I have a bunch of hdf files that I need to read in with pandas pd.read_hdf()
but they have been saved in a python 2.7 environment. Nowadays, I'm on python 3.7, and when trying to read them with data = pd.read_hdf('data.h5', 'data')
, I'm getting
UnicodeDecodeError: 'utf-8' codec can't decode byte 0xf6 in position 6: invalid start byte
Now I know, those files can contain various weird things like Ä or ö, and 0xf6
probably is ö.
So how do I read this hdf file?
The documentation for read_hdf
only specifies mode
as a parameter, but this doesn't do anything. Apparently, this is an old bug in pandas, or rather with underlying pytables that can't be fixed. However, that is from 2017, so I wonder if that's fixed, or rather if there's a workaround that I just can't find.

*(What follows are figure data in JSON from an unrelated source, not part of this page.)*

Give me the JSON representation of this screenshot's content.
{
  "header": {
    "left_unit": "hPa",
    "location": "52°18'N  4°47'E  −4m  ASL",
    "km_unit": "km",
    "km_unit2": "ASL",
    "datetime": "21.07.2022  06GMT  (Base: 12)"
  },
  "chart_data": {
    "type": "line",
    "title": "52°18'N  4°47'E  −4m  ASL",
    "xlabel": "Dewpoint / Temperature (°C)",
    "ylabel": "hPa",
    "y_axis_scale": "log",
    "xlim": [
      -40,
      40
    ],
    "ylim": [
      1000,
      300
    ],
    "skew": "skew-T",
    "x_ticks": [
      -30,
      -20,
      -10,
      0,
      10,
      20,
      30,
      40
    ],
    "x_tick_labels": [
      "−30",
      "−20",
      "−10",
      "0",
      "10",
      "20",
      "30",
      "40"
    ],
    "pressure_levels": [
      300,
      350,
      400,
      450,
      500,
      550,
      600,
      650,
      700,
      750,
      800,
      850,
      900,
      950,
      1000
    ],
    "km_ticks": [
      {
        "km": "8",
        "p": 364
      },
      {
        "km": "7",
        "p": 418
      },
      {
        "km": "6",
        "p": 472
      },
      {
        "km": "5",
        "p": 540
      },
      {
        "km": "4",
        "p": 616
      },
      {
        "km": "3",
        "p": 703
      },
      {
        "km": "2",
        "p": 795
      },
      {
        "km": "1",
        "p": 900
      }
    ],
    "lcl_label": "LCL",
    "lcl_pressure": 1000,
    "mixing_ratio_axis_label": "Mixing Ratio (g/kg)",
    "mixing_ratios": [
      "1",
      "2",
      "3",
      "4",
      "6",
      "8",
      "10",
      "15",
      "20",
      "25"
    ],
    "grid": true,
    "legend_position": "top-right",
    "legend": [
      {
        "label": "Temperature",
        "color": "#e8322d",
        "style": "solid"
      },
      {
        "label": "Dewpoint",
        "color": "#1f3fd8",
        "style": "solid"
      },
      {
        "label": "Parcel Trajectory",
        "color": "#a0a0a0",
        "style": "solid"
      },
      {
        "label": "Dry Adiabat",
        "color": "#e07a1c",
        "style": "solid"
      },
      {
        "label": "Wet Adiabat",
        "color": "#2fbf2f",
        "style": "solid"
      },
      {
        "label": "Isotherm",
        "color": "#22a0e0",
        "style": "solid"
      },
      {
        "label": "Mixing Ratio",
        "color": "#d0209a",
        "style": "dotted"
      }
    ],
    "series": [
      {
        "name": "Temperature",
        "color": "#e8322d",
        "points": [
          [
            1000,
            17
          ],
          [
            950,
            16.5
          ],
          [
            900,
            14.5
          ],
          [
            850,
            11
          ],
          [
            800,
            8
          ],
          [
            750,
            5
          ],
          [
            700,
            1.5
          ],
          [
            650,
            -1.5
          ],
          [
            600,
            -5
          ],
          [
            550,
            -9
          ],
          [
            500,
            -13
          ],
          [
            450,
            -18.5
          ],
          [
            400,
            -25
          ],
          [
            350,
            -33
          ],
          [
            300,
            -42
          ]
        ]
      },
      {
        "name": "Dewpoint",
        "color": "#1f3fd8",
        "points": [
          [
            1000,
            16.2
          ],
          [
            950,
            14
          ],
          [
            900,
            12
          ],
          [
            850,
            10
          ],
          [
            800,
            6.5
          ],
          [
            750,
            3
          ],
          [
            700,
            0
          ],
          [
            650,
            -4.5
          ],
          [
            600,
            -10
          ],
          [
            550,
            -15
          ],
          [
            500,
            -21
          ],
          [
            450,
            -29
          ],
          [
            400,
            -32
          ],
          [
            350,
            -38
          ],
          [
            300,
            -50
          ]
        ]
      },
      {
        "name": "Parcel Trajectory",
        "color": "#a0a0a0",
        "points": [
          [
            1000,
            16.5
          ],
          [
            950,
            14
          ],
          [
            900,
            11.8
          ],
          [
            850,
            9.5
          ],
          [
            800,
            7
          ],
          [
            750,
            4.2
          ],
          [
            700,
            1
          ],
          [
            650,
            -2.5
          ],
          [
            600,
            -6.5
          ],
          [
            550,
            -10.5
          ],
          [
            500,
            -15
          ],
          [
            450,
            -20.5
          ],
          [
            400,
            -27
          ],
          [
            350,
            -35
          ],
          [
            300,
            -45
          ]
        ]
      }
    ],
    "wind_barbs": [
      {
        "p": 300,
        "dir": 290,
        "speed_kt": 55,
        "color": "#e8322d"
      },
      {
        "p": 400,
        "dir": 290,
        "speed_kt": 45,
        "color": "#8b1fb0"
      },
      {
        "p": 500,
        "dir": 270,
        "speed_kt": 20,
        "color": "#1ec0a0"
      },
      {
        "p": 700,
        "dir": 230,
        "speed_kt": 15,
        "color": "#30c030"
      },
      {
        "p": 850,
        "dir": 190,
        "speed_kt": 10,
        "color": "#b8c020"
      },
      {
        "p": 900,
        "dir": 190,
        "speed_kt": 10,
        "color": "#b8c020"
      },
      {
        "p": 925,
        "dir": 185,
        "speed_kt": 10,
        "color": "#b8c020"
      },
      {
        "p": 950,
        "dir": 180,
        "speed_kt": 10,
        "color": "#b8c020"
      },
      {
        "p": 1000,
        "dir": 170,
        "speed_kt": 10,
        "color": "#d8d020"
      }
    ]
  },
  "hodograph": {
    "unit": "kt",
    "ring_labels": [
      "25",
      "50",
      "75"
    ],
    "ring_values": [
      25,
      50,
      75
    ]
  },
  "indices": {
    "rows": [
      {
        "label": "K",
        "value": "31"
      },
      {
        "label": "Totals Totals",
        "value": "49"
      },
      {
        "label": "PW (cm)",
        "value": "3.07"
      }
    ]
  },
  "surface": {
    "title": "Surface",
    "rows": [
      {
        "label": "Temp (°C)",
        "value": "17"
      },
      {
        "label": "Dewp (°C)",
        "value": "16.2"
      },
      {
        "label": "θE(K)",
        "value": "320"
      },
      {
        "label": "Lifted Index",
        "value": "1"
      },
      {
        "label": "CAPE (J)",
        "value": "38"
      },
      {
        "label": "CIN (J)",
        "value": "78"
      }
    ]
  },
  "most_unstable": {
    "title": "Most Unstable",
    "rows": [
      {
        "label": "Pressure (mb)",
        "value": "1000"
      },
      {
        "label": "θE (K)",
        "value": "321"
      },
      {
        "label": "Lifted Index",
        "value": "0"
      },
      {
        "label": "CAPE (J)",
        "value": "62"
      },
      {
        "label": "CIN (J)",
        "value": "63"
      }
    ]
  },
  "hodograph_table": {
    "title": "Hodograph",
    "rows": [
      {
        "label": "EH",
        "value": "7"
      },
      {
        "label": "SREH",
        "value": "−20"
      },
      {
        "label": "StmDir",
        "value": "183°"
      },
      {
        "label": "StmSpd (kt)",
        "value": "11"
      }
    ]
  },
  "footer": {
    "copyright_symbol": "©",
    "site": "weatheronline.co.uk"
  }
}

According to the bug report, you can also pass enconding=''
to the reader, but that doesn't do anything when I specify encoding='UTF8'
as suggested in the bug, or encoding='cp1250'
which I would assume could be the culprit.
It's quite annoying to have a file format that is meant to archive data, which apparently can't be read anymore by the program that produced it after just one version step. I would be perfectly fine with just having the ös garbled to ␣ý⌧
or similar fun things as usual with encoding errors, but simply not being able to read it is an issue.